フィンセント・ヤンセンがメジャーリーグ・サッカーでキャリアを続ける見通しだと、The Athleticが報じた。32歳のストライカーはまもなくポートランド・ティンバーズと合意に達し、ロイヤル・アントワープ退団後、フリーで加入することになる。
ヤンセンはこの夏にアントワープを離れており、そのため移籍金なしで獲得できる状況となっている。報道によれば、オランダ人FWはポートランドで、いわゆる「デジグネーテッド・プレーヤー」枠を使用しないという。今回の加入は、FWフェリペ・モラがメキシコのアトレティコ・サン・ルイスへ移籍することを受けたものだ。
ヤンセンにとっては北米復帰となる。2019年から2022年にかけてはメキシコのモンテレイでプレーし、3シーズンで24ゴールを記録。さらに2021年にはクラブとともにCONCACAFチャンピオンズリーグも制した。
昨季のヤンセンは、ロイヤル・アントワープのキャプテンとして公式戦40試合で13ゴール7アシストを記録し、出場時間は実に3579分に達した。
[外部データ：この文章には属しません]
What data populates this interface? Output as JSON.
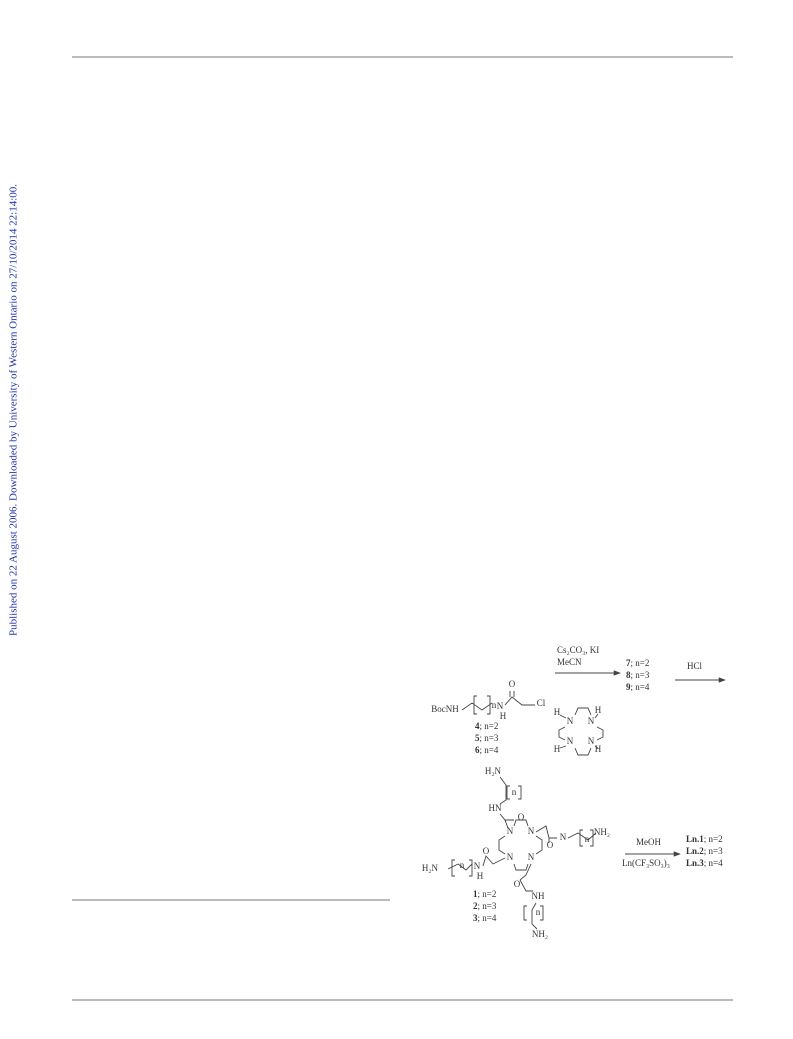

ヤンセンが大きな飛躍を遂げたのはAZ時代だった。2015-16シーズンにはリーグ戦27ゴールでエールディビジ得点王に輝き、その活躍によってトッテナム・ホットスパーへ約2500万ドルの移籍を果たした。当時としてはキャリア最大の移籍となった。
また、オランダ代表としては22試合に出場し、7得点を記録。カタールで行われた2022年ワールドカップのオランダ代表メンバーにも名を連ねた。
ポートランド・ティンバーズでは、就任したばかりのマルティ・シフエンテス監督の下で新たなプロジェクトに臨むことになる。ヤンセンはこの夏、アメリカのクラブにとって最初の大型補強となり、移籍期間中には今後さらに補強が発表される見通しだ。
元AZのストライカーは、今MLSシーズンですでに8得点を挙げている21歳のベネズエラ代表ケビン・ケルシーとポジションを争うことになる。
ポートランドは現在ウェスタン・カンファレンスで10位。残り17試合の時点で、プレーオフ出場圏との差はわずか2ポイントとなっている。